After the Civil War there was a period in the South called the Reconstruction. During this time the federal government controlled the southern states. However, after the Reconstruction, the state governments took back over. Most Jim Crow laws were put in place in the late 1800s and early 1900s. Many of them were enforced until the Civil Rights Act of 1964.
Why were they called “Jim Crow”?
The name “Jim Crow” comes from an African-American character in a song from 1832. After the song came out, the term “Jim Crow” was often used to refer to African-Americans and soon the segregation laws became known as “Jim Crow” laws.
Examples of Jim Crow Laws
Jim Crow laws were designed to keep black and white people apart. They touched on many aspects of society. Here are a few examples of laws in different states:
- Alabama – All passenger stations shall have separate waiting rooms and separate ticket windows for the white and colored races.
- Florida – The schools for white children and the schools for black children shall be conducted separately.
- Georgia – The officer in charge shall not bury any colored persons upon the ground set apart for the burial of white persons.
- Mississippi – Prison wardens shall see that the white convicts shall have separate apartments for both eating and sleeping from the negro convicts.
There were also laws that tried to prevent black people from voting. These included poll taxes (a fee people had to pay to vote) and reading tests that people had to pass before they could vote.
In order to make sure that all white people could vote, many states enacted “grandfather” clauses into their voting laws. These laws stated that if your ancestors could vote before the Civil War, then you did not have to pass the reading test. This allowed for white people who could not read to vote. This is where the term “grandfather clause” comes from.

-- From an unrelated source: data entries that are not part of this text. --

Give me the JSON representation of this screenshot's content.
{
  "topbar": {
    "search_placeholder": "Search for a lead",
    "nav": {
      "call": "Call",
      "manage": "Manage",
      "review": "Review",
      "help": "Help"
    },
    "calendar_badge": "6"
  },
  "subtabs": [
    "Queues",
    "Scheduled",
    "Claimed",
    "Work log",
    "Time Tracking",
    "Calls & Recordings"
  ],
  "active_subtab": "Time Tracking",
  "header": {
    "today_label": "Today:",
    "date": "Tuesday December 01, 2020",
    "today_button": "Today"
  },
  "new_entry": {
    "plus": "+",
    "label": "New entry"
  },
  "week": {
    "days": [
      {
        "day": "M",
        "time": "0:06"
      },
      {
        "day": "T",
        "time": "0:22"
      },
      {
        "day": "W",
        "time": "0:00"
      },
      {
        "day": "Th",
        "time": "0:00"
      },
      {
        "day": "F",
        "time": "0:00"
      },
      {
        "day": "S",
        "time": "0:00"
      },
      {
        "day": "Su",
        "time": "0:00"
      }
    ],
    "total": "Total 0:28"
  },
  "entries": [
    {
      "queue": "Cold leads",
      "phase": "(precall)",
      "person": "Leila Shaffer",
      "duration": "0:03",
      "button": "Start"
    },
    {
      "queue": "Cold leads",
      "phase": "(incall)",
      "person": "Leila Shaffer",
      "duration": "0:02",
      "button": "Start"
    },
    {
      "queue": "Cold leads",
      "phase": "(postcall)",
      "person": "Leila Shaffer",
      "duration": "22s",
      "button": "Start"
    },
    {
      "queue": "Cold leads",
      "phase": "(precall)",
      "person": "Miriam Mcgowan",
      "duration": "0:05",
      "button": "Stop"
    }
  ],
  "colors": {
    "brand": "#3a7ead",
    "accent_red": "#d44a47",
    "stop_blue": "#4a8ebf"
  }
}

After the Civil War, many southern states created laws called Black Codes. These laws were even harsher than the Jim Crow laws. They tried to maintain something like slavery in the south even after the war. These laws made it difficult for black people to leave their current jobs and allowed them be arrested for just about any reason. The Civil Rights Act of 1866 and the Fourteenth Amendment tried to put an end to the Black Codes.
African-Americans began to organize, protest, and fight segregation and the Jim Crow laws in the 1900s. In 1954, the Supreme Court said that segregation of the schools was illegal in the famous Brown v. Board of Education case. Later, protests such as the Montgomery Bus Boycott, the Birmingham Campaign, and the March on Washington brought the issue of Jim Crow to national attention.
The End of Jim Crow Laws
Jim Crow laws were made illegal with the passage of the Civil Rights Act of 1964 and the Voting Rights Act of 1965.
Interesting Facts about Jim Crow Laws
- The U.S. army was segregated until 1948 when President Harry Truman ordered the armed services desegregated.
- As many as 6 million African-Americans relocated to the North and West to get away from the Jim Crow laws of the south. This is sometimes called the Great Migration.
- Not all Jim Crow laws were in the south or were specific to black people. There were other racial laws in other states such as a law in California that made it illegal for people of Chinese ancestry to vote. Another California law made it illegal to sell alcohol to Indians.
- The phrase “separate but equal” was often used to justify segregation.